The Texas school reform of the 1980s required all teachers to take certification tests, whether or not they were already certified, so many thousands of teachers were tested. It also required the millions of students in grades three, seven, nine and eleven to take achievement tests. As a result, Ferguson had access to an enormous database-test results for 2.4 million students and 150,000 teachers in 900 of Texas's 1,000 school districts-and this gives him far more information to work with than any of his predecessors.

What did he uncover? His basic finding is that in districts where teachers had higher scores on the certification test, students also scored higher on achievement tests. In fact, Ferguson says, when you eliminate things that influence student achievement and are beyond the control of the schools-like parental education-you can account for one-fifth to one-quarter of the differences in students' test scores just by looking at their teachers' scores.

Ferguson also found that teacher experience influenced how well students did and so did class size and whether or not the teacher had a master's degree. Kids whose teachers had been teaching five or more years did better on the achievement tests, as did elementary school students whose teachers had a master's degree. And children in school districts with a limit of 18 students per teacher scored better than children in districts with a larger pupil-teacher ratio.

Where does the money come in? Small class size costs extra money. Moreover, districts that had the highest salaries got the teachers who had the better grades on the teacher certification test and more experience. In other words, the teachers whose kids scored well on the achievement tests were concentrated in good-paying districts. Ferguson does not claim to know what these high-scoring teachers did that made them more effective in the classroom. But his finding suggests an answer to one of our biggest education problems-the achievement gap between children in poor, minority and middle class school districts.

Right now, school districts with the most educated parents, the highest teacher salaries and the smallest class size are able to get the pick of teachers-and they undoubtedly hire the ones who would be high scorers on the Texas test.
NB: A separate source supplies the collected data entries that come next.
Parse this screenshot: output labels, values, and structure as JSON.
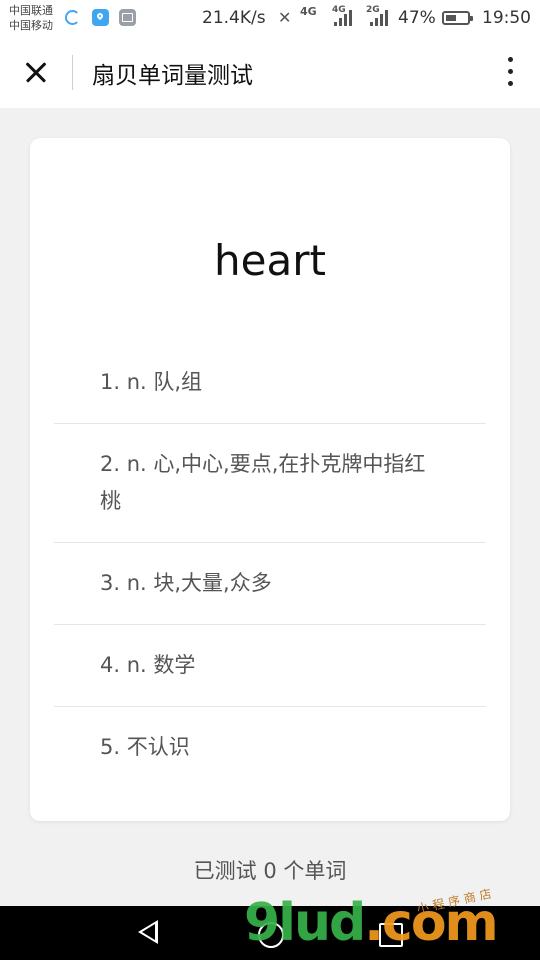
{
  "status_bar": {
    "carrier_1": "中国联通",
    "carrier_2": "中国移动",
    "net_speed": "21.4K/s",
    "net_4g_a": "4G",
    "net_4g_b": "4G",
    "net_2g": "2G",
    "battery": "47%",
    "time": "19:50"
  },
  "titlebar": {
    "title": "扇贝单词量测试"
  },
  "quiz": {
    "word": "heart",
    "options": [
      "1. n. 队,组",
      "2. n. 心,中心,要点,在扑克牌中指红桃",
      "3. n. 块,大量,众多",
      "4. n. 数学",
      "5. 不认识"
    ],
    "progress": "已测试 0 个单词"
  },
  "watermark": {
    "brand": "9lud",
    "suffix": ".com",
    "tag": "小程序商店"
  },
  "colors": {
    "background": "#f1f1f1",
    "card": "#ffffff",
    "option_text": "#555555",
    "watermark_green": "#38b24a",
    "watermark_orange": "#f29a1e"
  }
}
But why not encourage state policies that would give poor districts a chance to hire their fair share of such teachers? Why not give them a subsidy that would allow them to offer too salaries, too?

This would be a big short-term investment but its long-term implications would be enormous. Having well-educated parents has a tremendous impact on a child's education. This has been shown over and over, and Ferguson confirms it here. If you can take some kids whose parents are not well-educated and educate them, their children will have a far better chance of becoming educated, too. Instead of confirming a cycle of failure, you are initiating a cycle of success. This creates a tremendous sense of hope.

When a researcher comes up with statistics that seem to confirm the commonly held view that there's no point in spending money on education, it makes the headlines and is treated with great respect. But here we have an important piece of research. It has a larger database than any of the previous studies; it is more recent; and it says that money has a powerful effect on student achievement. No one has covered it. Why?